Personal information
- Born: 6 April 1985 (age 41) Toronto, Ontario, Canada
- Height: 5 ft 10 in (1.78 m)
- Weight: 148 lb (67 kg)

Sport
- Country: Canada
- Sport: Long jump

Achievements and titles
- Personal bests: Long jump: 6.82 m NR, Chania, 2008 Triple jump: 13.99 m NR, Eugene, 2010

= Tabia Charles =

Canadian long jumper (born 1985)

Tabia Charles (born 6 April 1985 in Toronto, Ontario, Canada) is a Canadian long jumper.

She finished tenth in the final round at the 2008 Olympic Games.
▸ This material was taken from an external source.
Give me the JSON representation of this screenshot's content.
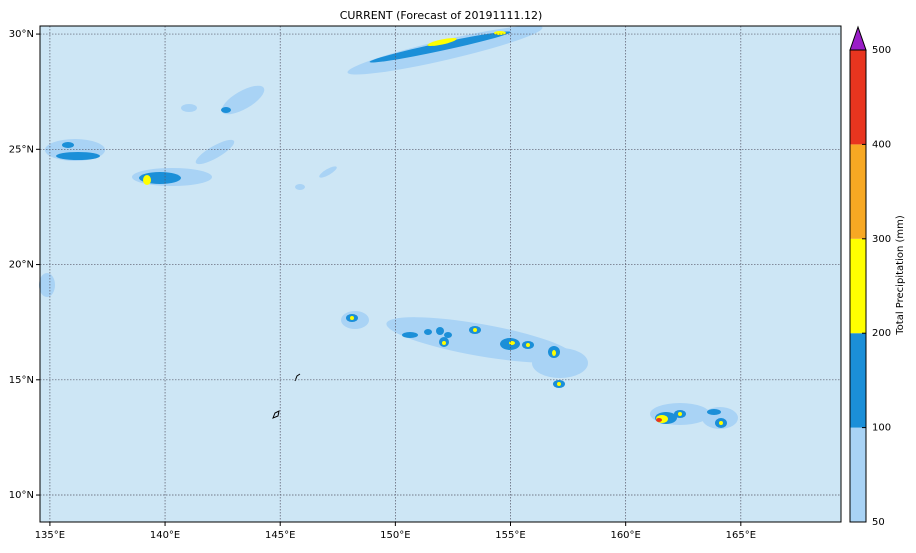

Her personal best is 6.82 metres, achieved in June 2008 in Chania. This is the current Canadian record. She also has 14.02 metres in the triple jump, achieved in March 2007 in South Bend; her outdoor personal best is 13.94 metres, achieved in April 2006 in Philadelphia.

On October 4, 2018, The University of Miami announced that Tabia Charles-Collins will be one of eight athletes inducted into the Sports Hall of Fame as part of its 51st Annual ceremony. The Class of 2019 ceremony is set to take place in April 2019.

Charles is the cousin of Antigua and Barbuda sprinter Ruperta Charles and is also related to Afia Charles and Kaila Charles.